Better days ahead for the junior sector.....PwC report, Reservoir mentioned about 2/3 of the way down the article as a Top 5 Junior company......
Better days await the junior sector, PwC reports
TEXT SIZE 2014-11-04
The worst of the current downturn may be over, PwC notes in its eighth annual Junior Mine report in late October. Looking at the top 100 TSXV-listed juniors by market capitalization, the 2014 report found that while the junior sector was continuing in survival mode that it was starting to see signs of recovery.
“The picture is brightening, somewhat: The market capitalization of the top 100 has increased by about 20% for the 12 months ended June 30, 2014, compared to a year earlier,” writes PwC global mining leader John Gravelle. The firms have a combined $7.9 billion market capitalization, up from $6.6 billion, a year ago.
The analysis shows since 2007, the top 100 accounted for more than half of the market capitalization for total mining companies, with the exception of 2008 where it tumbled to 29%. From 2007 to 2012, the total mining firms made up 57% of the total TSXV market capitalization.

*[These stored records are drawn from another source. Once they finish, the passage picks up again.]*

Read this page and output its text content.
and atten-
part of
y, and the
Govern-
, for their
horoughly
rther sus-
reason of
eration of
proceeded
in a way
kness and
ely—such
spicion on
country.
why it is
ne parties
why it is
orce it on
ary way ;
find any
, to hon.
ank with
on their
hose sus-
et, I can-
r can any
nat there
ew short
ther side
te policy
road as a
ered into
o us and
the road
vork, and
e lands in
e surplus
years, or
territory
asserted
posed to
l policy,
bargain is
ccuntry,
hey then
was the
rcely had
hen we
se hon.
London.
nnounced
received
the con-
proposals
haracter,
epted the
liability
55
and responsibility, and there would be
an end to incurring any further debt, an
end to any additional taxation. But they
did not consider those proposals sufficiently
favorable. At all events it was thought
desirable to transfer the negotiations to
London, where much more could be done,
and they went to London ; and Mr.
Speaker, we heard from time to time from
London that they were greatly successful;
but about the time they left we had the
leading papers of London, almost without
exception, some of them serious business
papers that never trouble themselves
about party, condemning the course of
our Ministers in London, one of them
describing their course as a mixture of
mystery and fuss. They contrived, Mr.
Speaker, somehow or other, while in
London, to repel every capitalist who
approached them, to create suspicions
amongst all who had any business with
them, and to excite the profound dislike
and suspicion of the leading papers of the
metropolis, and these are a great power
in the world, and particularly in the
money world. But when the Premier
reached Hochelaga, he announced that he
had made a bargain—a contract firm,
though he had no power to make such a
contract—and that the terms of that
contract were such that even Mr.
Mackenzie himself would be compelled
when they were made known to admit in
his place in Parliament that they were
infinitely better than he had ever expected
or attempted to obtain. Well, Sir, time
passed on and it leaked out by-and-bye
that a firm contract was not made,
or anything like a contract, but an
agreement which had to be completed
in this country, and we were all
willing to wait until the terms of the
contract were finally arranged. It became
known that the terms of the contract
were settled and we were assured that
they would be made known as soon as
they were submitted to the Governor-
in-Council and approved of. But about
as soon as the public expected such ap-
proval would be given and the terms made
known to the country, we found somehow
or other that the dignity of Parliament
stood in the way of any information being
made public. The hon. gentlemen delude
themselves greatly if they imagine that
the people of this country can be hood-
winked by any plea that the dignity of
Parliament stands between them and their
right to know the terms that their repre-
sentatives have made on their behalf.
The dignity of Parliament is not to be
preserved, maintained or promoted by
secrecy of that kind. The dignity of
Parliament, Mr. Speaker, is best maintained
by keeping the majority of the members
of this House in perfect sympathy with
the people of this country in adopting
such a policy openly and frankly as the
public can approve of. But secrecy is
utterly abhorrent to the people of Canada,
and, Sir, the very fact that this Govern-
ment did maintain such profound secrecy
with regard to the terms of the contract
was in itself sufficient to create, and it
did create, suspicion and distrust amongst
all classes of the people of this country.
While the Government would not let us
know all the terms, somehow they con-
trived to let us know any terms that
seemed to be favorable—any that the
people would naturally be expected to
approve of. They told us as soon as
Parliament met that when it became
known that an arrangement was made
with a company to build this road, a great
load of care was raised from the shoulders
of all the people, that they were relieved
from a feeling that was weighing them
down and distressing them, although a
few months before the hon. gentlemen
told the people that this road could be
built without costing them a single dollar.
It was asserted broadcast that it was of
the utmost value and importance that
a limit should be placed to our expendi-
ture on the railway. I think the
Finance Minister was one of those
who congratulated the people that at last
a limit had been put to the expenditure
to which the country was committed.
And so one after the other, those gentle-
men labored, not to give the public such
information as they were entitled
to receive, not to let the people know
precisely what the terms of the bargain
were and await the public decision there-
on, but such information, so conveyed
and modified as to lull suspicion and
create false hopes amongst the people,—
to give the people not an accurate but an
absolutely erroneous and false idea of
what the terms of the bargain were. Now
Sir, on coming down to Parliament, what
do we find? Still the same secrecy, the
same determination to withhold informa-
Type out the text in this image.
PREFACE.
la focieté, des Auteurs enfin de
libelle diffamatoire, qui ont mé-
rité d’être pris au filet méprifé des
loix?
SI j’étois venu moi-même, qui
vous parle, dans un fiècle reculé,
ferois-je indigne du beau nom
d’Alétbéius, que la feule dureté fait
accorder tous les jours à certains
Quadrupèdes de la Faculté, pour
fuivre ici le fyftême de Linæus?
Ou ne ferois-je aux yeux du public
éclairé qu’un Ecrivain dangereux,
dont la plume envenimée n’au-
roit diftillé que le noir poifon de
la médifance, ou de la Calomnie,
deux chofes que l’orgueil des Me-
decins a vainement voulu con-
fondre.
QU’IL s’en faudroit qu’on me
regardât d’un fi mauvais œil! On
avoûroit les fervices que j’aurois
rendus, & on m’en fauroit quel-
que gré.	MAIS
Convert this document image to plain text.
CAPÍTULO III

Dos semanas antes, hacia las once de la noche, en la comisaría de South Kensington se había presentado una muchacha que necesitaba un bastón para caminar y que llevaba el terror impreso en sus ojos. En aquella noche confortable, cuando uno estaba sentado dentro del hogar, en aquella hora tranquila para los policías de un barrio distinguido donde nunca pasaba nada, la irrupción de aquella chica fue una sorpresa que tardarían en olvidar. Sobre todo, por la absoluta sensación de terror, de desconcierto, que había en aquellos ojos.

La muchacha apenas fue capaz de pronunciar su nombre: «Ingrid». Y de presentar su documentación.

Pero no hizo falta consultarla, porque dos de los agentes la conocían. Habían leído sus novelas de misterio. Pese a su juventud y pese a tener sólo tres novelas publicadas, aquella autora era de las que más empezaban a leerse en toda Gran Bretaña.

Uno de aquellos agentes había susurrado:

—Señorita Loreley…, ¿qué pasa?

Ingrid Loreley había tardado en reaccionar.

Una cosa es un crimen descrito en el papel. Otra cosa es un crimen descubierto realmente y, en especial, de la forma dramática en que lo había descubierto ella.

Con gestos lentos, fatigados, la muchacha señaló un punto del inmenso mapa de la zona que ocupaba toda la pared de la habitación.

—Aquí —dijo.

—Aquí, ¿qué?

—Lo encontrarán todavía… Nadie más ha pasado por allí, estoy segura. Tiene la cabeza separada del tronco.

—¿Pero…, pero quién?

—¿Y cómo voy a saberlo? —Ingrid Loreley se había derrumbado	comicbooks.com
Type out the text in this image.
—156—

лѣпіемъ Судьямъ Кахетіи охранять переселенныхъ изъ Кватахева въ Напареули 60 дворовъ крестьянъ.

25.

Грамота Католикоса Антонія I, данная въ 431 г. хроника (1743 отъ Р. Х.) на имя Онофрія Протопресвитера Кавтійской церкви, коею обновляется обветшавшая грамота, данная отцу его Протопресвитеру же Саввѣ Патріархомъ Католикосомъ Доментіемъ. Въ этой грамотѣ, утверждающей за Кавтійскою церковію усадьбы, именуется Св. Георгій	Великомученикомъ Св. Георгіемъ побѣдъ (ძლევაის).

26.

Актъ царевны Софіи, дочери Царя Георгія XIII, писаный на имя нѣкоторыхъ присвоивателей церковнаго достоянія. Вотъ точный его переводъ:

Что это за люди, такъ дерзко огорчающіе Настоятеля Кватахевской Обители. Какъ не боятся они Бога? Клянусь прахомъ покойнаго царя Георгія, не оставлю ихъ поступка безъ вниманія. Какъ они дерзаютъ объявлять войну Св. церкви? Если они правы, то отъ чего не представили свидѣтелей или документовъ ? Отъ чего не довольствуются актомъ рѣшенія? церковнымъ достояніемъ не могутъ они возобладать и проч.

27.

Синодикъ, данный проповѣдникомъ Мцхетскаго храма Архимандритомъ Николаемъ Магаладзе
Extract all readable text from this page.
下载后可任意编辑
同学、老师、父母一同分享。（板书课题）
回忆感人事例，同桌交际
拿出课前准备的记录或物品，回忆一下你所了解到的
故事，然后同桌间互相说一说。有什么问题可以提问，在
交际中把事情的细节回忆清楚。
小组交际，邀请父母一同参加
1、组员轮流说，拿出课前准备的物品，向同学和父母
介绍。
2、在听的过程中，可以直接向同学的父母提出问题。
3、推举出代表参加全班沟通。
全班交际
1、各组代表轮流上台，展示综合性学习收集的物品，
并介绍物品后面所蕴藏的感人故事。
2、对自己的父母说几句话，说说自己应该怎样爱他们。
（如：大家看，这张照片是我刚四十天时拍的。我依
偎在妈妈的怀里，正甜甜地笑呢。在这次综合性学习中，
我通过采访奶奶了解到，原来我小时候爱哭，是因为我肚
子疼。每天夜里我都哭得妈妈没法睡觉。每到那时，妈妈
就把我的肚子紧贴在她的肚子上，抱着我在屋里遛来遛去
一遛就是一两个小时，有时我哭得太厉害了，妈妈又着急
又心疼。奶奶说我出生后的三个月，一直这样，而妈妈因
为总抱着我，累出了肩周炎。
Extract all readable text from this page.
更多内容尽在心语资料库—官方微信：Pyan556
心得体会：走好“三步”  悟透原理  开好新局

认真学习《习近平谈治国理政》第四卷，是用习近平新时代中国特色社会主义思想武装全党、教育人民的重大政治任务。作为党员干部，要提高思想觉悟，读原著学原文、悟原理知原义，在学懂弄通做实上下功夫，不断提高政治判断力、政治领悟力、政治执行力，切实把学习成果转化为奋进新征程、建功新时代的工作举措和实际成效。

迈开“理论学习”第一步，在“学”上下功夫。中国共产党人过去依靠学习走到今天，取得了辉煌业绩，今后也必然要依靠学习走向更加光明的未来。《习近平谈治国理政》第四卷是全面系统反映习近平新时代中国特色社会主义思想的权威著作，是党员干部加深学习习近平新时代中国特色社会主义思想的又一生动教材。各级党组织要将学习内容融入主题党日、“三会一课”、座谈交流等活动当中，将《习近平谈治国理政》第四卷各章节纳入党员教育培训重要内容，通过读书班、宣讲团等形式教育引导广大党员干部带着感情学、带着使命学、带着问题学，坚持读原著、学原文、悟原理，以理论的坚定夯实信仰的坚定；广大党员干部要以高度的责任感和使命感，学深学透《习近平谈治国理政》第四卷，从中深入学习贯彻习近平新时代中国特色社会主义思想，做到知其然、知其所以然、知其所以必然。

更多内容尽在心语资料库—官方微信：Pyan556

Last year, this percentage fell to 35% and slightly improved to 37% in 2014.
The average market capitalization among the top 100 has increased to $79 million, up from $65 million in 2013. While a notable improvement, it is still below the averages seen in 2011 and 2012.
Of the top 100 companies, 56 are in the exploration phase, 23 in development and 21 in production, largely in line with previous years, with a slight increase in producers and a drop in developers this year.
Similar to prior years, the majority of these entities have their head office in British Columbia, followed by Ontario. They prefer to work in Canada and the Americas, with gold remaining the commodity of choice.
Looking at the financials for the top 100, PwC highlights the companies spent less on their operations in 2014 than in 2013, but also raised less money for the year ended June. Equity financings totaled $685 million, down from $795 million in 2013. Both years were below the $1.6 billion raised in 2012.
Total cash position also fell 20% year-over-year to $968 million on the back of fewer financings, with producers seeing the biggest decline in their cash balance. However, debt financing grew by $90 million this year to $379 million, adding stress on the sector with interest costs and covenants.
Total revenue plunged 21% to $690 million from $872 million in 2013, which already saw a 25% decline from the $1.2 billion generated in 2012.
“Volatile commodity prices are to blame for a drop in production and revenues, which also led to an increase in write-downs across the sector,” PwC says.
Write-downs jumped 167% to $233 million, up from $87 million in 2013. But, two-thirds of the total write-downs this year came from two companies, while half of the firms had no write-downs, and a quarter of them had write-downs of less than $1 million.
Of note, operating costs fell 26% in 2014 due to both lower production costs and general and administrative (G&A) costs. G&A decreased for all miners, expect for those in exploration phase, which saw flat expenses year-over-year.
Overall, the net loss for 2014 grew 19% year-over-year to $652 million.
“While the industry is still in doldrums, we are also confident that the market will soon turn. Long-term demand for metals and minerals will continue as the world’s population keeps growing,” Gravelle notes.
He expects the recovery will start with the major mining firms. “Once they begin to make meaningful investments in the industry, the mid-tier companies will benefit. It’s a case of tides lifting all boats.”
Top five
The top five firms for the year ended June 30, 2014, include Lumina Copper, which First Quantum Minerals (TSX: FM; US-OTC: FQVLF) acquired in August, Fission Uranium (TSXV: FCU; US-OTC: FCUUF), Bear Creek Mining (TSXV:BCM), Gold Reserve (TSX: GRZ; US-OTC: GDRZF) and Reservoir Minerals (TSXV: RMC; US-OTC: RVRLF).
Since 2009, the top five on average account for 23% of the market capitalization of the top 100 mining firms. This year, they make up 21%, up 3% from last year.
Listings and de-listings
PwC notes the number of initial public offerings in the junior mining space fell for the year ended June. Only two firms debuted on the Venture this year, compared to 24 in 2013.
Graduations to the TSX fell slightly to six, compared to seven in 2013. In 2012, 27 junior mining firms upgraded to the TSX.
The number of firms delisted from the TSXV in 2014 was 49, up from 31 in 2013. Of the 49 companies, 28 were involved in a merger or amalgamation, 20 requested to delist, and one failed to pay its listing fee.
“This isn’t the story of a multitude of de-listings that some anticipated, but does show that some companies have failed to keep the lights on,” PwC reports. It expects a similar number of de-listings in 2015.